Designing Data-Intensive Applications: Ch2. – Data models and query languages

Like data structures there are many ways to represent and query persistent data. The main models for representing persistent data are relational, document oriented, graphical, and hierarchical. Although that last one seems to be all but dead because of the onerous burden it places on the programmer to maintain and query the data. Relational is still king after 30 or so years and document oriented and graphical are on the rise and shine in domains with specific modeling requirements.

The models are in some ways a response to how to best map program and domain data into a persistent and queryable form. Ad-hoc methods don’t scale because each project reinvents the wheel so the consolidation around the various main models makes sense. It also helps that each one comes with a query language that makes it very easy to query the persisted data. Technically anything that doesn’t fall under the relational model is considered NoSQL but that’s a pretty terrible nomenclature. It is better to be specific about what one is talking about by explicitly naming the dominant data model.

Each model is good at representing certain types of relationships that the others might not be so good at. Although with recursive SQL queries it is possible to model hierarchical, graphical, and document centric queries it is probably better to migrate to another model if those are the bulk of the queries. There will always be an impedance mismatch between the domain and data models and anything that reduces the mismatch is probably the right thing to do in the long run.

The various models also have historical baggage that comes along with them. The NoSQL folks in some sense are re-inventing history by de-normalizing the data and throwing away schema validation in the name of flexibility. Although not having a schema might seem to be good in the end someone must take on the responsibility of enforcing the schema and when the database does not enforce it then the application ends up enforcing it. Many SQL database like Postgres also support JSON and allow indexing it and querying like other SQL data which kinda makes the distinction between schemaless database moot.

The query languages for each model also make different trade-offs and fall on some spectrum between declarative and imperative. Although SQL is considered declarative there are many vendor extensions that make it less declarative by introducing imperative and side-effecting operations. The closer one stays to the declarative model the easier it is for the query optimizer to provide fast and good results (when the indices are tuned properly of course). Should mention that CSS and XSL are technically also declarative query languages because both CSS and XSL have “selector” syntax for picking elements from HTML.

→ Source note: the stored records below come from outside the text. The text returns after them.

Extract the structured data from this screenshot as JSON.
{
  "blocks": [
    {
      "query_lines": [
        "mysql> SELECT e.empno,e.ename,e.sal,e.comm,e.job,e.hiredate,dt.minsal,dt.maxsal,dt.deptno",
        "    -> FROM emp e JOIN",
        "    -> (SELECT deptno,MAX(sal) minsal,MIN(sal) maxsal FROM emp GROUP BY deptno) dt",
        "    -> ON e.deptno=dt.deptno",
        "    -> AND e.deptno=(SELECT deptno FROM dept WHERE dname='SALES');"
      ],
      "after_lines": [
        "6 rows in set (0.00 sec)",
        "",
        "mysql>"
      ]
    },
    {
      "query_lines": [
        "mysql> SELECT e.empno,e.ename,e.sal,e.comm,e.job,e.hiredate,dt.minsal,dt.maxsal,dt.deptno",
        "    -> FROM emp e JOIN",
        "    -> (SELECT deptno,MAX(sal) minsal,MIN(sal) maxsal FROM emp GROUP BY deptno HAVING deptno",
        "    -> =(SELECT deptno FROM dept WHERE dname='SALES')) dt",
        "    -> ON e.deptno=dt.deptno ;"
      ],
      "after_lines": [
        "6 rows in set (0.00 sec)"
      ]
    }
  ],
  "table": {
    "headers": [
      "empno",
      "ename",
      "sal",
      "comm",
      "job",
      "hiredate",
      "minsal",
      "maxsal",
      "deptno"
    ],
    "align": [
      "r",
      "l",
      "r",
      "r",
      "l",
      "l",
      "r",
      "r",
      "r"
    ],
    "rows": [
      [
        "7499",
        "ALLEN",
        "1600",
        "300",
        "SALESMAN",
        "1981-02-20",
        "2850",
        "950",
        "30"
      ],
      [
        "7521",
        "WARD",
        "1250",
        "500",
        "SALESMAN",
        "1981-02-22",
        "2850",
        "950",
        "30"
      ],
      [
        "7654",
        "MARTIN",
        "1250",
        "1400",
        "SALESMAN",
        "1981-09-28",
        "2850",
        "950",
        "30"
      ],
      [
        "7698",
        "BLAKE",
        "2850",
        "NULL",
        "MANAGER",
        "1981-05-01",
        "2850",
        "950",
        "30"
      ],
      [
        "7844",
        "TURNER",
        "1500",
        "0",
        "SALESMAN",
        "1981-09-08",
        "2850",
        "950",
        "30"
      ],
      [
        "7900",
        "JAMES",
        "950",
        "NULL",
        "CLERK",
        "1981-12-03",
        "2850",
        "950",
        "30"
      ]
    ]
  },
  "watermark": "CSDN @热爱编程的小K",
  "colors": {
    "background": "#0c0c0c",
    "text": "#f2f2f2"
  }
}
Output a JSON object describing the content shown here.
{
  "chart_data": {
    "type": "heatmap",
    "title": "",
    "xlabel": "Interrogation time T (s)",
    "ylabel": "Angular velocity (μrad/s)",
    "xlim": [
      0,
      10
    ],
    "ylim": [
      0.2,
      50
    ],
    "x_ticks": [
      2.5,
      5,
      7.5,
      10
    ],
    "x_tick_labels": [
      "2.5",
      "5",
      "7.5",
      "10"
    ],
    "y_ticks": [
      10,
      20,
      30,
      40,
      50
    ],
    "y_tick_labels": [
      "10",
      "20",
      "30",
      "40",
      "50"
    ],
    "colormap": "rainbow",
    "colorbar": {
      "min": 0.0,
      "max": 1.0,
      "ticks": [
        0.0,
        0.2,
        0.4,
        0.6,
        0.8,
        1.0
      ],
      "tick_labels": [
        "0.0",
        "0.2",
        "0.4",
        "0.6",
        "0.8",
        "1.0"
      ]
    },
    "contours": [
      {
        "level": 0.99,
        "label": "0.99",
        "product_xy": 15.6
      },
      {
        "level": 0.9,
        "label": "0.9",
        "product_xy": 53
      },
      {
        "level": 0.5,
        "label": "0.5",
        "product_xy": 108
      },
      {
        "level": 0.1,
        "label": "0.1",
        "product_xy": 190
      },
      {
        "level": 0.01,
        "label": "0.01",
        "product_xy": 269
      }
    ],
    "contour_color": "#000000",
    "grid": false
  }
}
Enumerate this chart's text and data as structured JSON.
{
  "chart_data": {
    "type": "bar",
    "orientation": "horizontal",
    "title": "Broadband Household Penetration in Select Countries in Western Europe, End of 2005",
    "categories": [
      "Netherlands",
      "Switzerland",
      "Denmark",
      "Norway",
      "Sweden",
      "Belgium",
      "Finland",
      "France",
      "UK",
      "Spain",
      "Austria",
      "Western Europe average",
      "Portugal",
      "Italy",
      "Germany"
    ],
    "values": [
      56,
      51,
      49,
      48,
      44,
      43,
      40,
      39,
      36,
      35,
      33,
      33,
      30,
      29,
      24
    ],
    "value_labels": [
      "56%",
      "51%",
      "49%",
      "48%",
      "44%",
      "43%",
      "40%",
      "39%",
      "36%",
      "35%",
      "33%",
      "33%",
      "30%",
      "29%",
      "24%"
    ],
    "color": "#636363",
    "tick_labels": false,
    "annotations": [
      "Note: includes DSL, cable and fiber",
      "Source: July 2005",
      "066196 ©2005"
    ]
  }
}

Many modern workloads suit the graphical model but I don’t know how much of this is because of the popularity of social networks. Social networks naturally fit the graphical model and many social networks like facebook and twitter are advancing the capabilities of NoSQL databases to better fit their workloads. Graphical databases break up into sub-models based on how they are represented as either property graphs or triple-stores but that distinction does not seem warranted to me. It’s more of an implementation detail and I don’t even know if Datalog technically qualifies as a graphical model which is how the book classifies it. I’d consider Datalog relational more than anything else. Out of all the query languages I think Datalog is the best one because it is basically a restricted form of Prolog. I think this model has much untapped potential.

There is also RDF and stuff around the semantic web but those initiatives, although well meaning, seem to be dead. Unfortunate because making the web semantic sounds kinda cool. In another universe maybe there is no Google and Facebook because people were wise and implemented the semantic web. RDF is queried with SPARQL and it is suspiciously like Cypher the query language for neo4j (vice-versa actually because Cypher is based on SPARQL).